Style Guides
Is it per cent, percent or simply %? May 15th or 15 May? Who and what needs to be capitalised? Is it 13 or thirteen?
In journalism, consistency is of the utmost importance. Constant changes of tone or language confuse readers. As such, style guides have been adopted by most news organisations, publications and universities to maintain the status quo of language within stories.
Journalists working for different publications need to be quick to adapt to each one’s style, so it’s handy to be familiar with a few of them:
Style Guides available online
- The Associated Press (AP) Style Guide is one of the most commonly used, with some individual publications borrowing from it to create their own style manuals. The entire style guide is available under a purchase or subscription model here, but Purdue University does a good rundown of AP basic rules here.
- The ABC style guide is here, on an easily navigable web interface. The ABC also has a pronunciation database of proper and place names here.
- JournOz has a collection of free style guides available online, including The Economist.
- Buzzfeed has its style guide here, including its editorial standards and ethics guidelines. These include guidelines for fact-checking, embeds and polls.
- The BBC News Style guide is here, but it primarily concerns academic output by BBC news.
- The Center for Integration and Improvement of Journalism (CIIJ) at San Fransisco State University has released a Diversity Guide which, although not a style guide, answers many common questions raised in covering modern diversity issues.
- The Guardian has a basic rundown of its style guide available here.
- The Conversation style guide is here, but the writers for this publication are academics rather than journalists.
- The News Manual (a professional resource for journalists and the media) has an extensive list of available style guides available on their webpage here.

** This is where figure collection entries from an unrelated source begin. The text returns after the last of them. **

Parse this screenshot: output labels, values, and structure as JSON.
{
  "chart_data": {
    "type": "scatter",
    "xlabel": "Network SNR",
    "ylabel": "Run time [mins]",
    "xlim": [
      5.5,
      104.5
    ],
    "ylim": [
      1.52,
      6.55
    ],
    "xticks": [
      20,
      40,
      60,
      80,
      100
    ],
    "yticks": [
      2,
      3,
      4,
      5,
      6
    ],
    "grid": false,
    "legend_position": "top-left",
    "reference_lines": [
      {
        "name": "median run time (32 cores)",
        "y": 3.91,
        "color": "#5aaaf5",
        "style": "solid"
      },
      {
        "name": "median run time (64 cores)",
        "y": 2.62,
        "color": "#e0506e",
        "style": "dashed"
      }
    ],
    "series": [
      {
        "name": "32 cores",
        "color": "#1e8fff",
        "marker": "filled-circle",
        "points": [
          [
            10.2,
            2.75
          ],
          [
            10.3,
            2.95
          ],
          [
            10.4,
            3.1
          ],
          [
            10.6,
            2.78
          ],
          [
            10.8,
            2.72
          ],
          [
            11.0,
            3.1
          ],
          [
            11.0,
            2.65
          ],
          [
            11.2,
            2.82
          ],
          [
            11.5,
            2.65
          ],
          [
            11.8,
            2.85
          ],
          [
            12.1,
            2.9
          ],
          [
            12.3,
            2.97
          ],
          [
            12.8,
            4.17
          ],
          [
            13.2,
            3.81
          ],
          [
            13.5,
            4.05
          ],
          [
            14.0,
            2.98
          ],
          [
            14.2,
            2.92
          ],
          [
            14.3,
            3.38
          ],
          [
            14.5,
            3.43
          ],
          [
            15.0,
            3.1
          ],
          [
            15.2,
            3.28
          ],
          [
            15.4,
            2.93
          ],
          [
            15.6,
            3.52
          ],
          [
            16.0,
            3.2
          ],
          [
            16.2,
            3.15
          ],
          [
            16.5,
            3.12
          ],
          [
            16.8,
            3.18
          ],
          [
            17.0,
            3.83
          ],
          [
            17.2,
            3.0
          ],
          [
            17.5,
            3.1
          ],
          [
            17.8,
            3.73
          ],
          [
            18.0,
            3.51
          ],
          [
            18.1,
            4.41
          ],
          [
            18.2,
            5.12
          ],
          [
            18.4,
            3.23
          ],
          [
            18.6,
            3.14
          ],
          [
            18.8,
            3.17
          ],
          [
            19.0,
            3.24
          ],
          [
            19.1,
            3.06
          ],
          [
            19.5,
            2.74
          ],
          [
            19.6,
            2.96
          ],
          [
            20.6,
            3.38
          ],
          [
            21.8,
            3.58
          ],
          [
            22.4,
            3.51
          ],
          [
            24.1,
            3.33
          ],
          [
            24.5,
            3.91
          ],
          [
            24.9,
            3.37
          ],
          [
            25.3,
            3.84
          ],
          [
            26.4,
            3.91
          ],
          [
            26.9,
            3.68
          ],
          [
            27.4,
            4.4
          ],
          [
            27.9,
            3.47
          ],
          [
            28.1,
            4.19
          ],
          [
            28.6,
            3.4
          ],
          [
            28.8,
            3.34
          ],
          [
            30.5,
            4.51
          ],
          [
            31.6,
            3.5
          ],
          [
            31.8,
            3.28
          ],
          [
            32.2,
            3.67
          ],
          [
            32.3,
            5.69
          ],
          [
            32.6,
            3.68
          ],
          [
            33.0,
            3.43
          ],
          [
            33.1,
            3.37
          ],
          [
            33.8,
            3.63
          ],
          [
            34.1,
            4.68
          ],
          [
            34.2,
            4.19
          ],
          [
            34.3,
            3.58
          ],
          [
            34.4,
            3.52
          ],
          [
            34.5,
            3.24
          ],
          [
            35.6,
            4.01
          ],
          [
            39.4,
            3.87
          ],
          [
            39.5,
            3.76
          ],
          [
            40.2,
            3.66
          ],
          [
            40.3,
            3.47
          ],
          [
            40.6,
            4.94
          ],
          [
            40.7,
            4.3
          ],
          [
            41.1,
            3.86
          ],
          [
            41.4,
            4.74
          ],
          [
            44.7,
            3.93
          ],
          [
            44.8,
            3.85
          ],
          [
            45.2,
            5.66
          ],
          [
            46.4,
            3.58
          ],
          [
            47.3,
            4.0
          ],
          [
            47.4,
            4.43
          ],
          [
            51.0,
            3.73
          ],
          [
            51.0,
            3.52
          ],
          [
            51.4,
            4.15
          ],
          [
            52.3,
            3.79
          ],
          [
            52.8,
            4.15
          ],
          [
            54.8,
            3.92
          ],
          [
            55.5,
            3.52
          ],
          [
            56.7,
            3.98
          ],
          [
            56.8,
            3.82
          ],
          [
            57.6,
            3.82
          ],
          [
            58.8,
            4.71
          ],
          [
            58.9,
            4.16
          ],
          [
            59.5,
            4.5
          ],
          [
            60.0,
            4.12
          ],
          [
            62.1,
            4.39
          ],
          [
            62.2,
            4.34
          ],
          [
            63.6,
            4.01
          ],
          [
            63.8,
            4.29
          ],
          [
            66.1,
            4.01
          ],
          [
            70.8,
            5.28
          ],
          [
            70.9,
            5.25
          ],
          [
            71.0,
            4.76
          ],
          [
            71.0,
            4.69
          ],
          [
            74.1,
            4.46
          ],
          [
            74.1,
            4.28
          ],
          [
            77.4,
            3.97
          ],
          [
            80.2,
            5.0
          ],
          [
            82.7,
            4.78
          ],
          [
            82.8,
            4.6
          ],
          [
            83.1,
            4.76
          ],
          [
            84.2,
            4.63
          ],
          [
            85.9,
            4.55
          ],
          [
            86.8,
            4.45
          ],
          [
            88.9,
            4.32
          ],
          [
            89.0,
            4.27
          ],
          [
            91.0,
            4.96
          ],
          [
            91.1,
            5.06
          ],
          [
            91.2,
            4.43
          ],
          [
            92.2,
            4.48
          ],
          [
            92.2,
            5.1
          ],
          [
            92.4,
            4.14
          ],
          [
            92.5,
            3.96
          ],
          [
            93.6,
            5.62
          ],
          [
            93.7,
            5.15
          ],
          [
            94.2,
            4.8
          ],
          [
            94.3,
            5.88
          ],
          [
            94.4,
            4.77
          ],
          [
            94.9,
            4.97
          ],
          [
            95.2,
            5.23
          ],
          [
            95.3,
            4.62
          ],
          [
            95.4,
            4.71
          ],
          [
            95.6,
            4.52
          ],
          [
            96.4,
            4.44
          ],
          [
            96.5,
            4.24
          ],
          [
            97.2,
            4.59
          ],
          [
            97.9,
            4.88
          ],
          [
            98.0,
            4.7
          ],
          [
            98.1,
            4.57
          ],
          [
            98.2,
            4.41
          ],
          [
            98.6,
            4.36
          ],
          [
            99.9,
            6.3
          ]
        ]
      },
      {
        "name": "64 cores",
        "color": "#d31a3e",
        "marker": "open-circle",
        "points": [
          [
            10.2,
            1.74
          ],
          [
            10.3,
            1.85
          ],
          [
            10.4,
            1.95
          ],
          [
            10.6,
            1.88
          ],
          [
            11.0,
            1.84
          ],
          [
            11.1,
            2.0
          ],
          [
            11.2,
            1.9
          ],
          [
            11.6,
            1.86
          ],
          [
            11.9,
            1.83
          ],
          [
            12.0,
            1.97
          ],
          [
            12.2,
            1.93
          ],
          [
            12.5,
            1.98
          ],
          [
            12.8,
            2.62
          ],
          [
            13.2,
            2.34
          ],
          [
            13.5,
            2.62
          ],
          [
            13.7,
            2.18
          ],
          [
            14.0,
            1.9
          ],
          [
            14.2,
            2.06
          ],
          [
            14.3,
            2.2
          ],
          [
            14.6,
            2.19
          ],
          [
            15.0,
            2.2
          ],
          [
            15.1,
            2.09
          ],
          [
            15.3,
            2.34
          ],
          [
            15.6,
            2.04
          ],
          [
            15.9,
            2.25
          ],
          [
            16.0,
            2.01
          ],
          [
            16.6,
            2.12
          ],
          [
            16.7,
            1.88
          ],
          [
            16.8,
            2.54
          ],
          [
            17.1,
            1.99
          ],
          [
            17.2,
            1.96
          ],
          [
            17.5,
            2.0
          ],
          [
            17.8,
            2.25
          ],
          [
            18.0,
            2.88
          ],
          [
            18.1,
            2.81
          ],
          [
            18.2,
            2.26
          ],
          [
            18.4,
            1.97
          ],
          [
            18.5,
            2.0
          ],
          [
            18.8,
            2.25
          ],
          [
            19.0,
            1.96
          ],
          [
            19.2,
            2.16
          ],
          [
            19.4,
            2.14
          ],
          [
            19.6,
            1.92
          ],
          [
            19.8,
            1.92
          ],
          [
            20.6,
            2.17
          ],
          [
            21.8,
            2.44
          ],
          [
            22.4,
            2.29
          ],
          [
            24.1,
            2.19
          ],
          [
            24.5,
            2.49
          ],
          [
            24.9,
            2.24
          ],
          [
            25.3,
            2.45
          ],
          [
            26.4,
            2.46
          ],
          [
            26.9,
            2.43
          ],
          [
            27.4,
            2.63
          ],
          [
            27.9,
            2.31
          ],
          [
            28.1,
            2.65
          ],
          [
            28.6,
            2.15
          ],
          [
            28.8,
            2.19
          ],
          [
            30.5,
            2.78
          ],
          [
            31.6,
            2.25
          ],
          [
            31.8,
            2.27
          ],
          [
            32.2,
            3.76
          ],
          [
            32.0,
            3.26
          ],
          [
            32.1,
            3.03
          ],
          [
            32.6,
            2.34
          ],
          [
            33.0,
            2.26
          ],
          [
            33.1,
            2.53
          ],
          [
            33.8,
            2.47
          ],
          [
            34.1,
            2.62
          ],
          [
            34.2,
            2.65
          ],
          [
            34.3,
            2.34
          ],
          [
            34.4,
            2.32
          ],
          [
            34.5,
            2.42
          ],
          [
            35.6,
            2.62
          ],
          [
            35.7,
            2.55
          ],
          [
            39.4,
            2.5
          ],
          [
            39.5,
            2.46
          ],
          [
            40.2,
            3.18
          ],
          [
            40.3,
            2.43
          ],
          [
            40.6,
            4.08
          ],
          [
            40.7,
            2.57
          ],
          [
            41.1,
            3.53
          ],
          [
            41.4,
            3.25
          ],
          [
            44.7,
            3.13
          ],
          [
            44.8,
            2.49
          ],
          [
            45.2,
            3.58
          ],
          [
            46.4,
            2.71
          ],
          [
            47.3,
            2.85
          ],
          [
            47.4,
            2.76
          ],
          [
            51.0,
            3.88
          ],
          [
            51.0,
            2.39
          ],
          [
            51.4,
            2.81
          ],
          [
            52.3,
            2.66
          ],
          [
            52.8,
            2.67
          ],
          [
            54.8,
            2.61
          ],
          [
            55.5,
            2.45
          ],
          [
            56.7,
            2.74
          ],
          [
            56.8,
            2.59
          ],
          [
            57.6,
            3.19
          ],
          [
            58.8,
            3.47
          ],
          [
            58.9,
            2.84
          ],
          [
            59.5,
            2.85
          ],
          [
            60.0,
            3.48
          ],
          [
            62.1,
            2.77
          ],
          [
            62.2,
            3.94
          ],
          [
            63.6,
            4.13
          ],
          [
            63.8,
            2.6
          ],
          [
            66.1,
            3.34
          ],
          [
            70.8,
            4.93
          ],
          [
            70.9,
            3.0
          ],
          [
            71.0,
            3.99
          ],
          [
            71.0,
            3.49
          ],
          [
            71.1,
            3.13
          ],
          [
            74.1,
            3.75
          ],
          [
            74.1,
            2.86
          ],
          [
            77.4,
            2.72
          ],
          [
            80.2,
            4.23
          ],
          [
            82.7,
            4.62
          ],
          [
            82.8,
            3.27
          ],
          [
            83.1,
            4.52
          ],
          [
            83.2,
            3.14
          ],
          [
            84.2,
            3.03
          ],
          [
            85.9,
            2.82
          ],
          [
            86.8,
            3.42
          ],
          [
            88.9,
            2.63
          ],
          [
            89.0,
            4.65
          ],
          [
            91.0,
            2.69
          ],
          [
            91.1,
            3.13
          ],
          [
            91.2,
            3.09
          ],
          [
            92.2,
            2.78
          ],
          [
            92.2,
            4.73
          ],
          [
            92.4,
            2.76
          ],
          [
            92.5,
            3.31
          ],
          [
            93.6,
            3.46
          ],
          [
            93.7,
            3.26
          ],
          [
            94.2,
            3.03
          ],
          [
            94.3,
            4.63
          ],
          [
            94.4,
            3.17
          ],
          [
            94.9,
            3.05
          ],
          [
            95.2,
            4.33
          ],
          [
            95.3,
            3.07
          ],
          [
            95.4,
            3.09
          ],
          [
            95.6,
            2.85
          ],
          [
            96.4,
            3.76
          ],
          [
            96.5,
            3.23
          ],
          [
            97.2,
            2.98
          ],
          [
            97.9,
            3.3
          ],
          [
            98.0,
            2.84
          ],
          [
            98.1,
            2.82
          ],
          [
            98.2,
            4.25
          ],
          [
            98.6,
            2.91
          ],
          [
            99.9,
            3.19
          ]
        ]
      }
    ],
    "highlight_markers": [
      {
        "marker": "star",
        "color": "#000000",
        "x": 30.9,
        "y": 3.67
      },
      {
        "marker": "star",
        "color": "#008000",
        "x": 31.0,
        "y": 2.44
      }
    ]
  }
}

Before you get outraged by the strictness of the Style Guides, remember that editors know that language is constantly changing. Shakespearean English, although grammatically correct, would not make sense to many of today’s readers. Even the slang used twenty years ago may no longer be relevant. This is why publications regularly make changes to their style guides, to stay current with the language used by audiences, responding to feedback, political events and societal changes.
The Guardian, for example, updated its style guide in 2019 in response to the rising effects of climate change. They resolved to use the words ‘climate emergency, crisis or breakdown’ in place of ‘climate change’, and ‘global heating’ instead of ‘global warming’. There are articles about these updates here, and Madhur Anand wrote a piece for The Conversation about the role of these changes in influencing behaviour around the climate crisis.
Another example of adaptation is The New York Times’s changes to the capitalisations of ‘Black’ and ‘White’ in response to the rising pressure of the Black Lives Matter movement and nationwide protests. These changes, including capitalising Black and not white, are explained here.
One area of language still being haggled over is the use of they and their for a singular person (rather than just as the plural of his or hers). While the singular they was celebrated as the Merriam Webster Word of the Year in 2019, this piece indicates that it is not yet universally accepted in Style Guides.